O ministro das Relações Exteriores do Nepal, Narayan Prakash Saud, fala à Associated Press durante uma entrevista em seu escritório em Katmandu, Nepal, quinta-feira, 25 de janeiro de 2024. O Nepal pediu à Rússia que enviasse de volta centenas de cidadãos nepaleses que foram recrutados para lutar contra a Ucrânia e repatriar os corpos daqueles que foram mortos no conflito, disse o ministro das Relações Exteriores do Nepal na quinta-feira.  (Foto AP/Niranjan Shrestha)
O ministro das Relações Exteriores do Nepal, Narayan Prakash Saud, confirmando que o Nepal pediu à Rússia que enviasse de volta centenas de cidadãos nepaleses que foram recrutados para lutar contra a Ucrânia e repatriasse os corpos daqueles que foram mortos no conflito, em uma entrevista em Katmandu, Nepal, na quinta-feira , 25 de janeiro de 2024 [Niranjan Shrestha/AP Photo]

‘Um terror’

Após três meses de guerra, Bhandari não foi pago nem uma vez, enquanto Chettri recebeu menos de metade do que foi prometido.

Os combatentes nepaleses e as suas famílias estão a apelar ao governo para que intervenha, para que os recrutas possam regressar ao seu país.

“Estamos em comunicação regular com o governo russo e pedimos-lhes a lista de nomes dos recrutas nepaleses, para os repatriarmos e enviarmos os cadáveres em breve.” Amrit Bahadur Rai, porta-voz do Ministério das Relações Exteriores, disse à Al Jazeera. “Também os instamos a compensar as famílias dos falecidos”. No entanto, o governo russo não respondeu publicamente a nenhum dos pedidos. A embaixada russa em Katmandu não estava disponível para comentar.
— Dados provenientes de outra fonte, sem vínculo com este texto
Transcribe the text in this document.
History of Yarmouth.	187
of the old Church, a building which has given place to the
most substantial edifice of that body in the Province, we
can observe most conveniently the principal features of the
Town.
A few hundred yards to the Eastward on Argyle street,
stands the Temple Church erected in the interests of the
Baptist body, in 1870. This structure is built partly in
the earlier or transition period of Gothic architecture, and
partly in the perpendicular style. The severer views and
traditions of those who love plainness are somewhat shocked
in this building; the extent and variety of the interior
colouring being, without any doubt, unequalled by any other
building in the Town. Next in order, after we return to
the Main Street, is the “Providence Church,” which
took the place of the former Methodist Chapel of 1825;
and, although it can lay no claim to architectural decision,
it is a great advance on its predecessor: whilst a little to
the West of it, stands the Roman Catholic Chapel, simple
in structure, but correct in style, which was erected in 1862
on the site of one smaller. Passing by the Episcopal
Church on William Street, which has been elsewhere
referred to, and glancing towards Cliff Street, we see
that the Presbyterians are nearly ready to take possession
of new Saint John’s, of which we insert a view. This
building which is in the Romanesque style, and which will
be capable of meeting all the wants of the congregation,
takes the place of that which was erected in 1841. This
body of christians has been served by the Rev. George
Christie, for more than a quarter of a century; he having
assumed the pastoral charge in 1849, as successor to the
Kul Bahadur Shah desistiu de receber o corpo do filho, mas ainda espera por uma indenização. “Seus amigos disseram que receberíamos uma compensação de pelo menos US$ 45 mil e também sua viúva e filhos receberiam autorização de residência, educação e privilégios estatais da Rússia”, disse ele à Al Jazeera.

De volta à Ucrânia, Bhandari nem se importa mais com o dinheiro, disse ele. “Quero voltar para casa”, disse ele. “Quando converso com minha família, digo que estou seguro, para eles não se preocuparem.

“Mas é um horror, eu posso morrer a qualquer momento.”

*Alguns nomes foram alterados para proteger a identidade de pessoas preocupadas com sua segurança.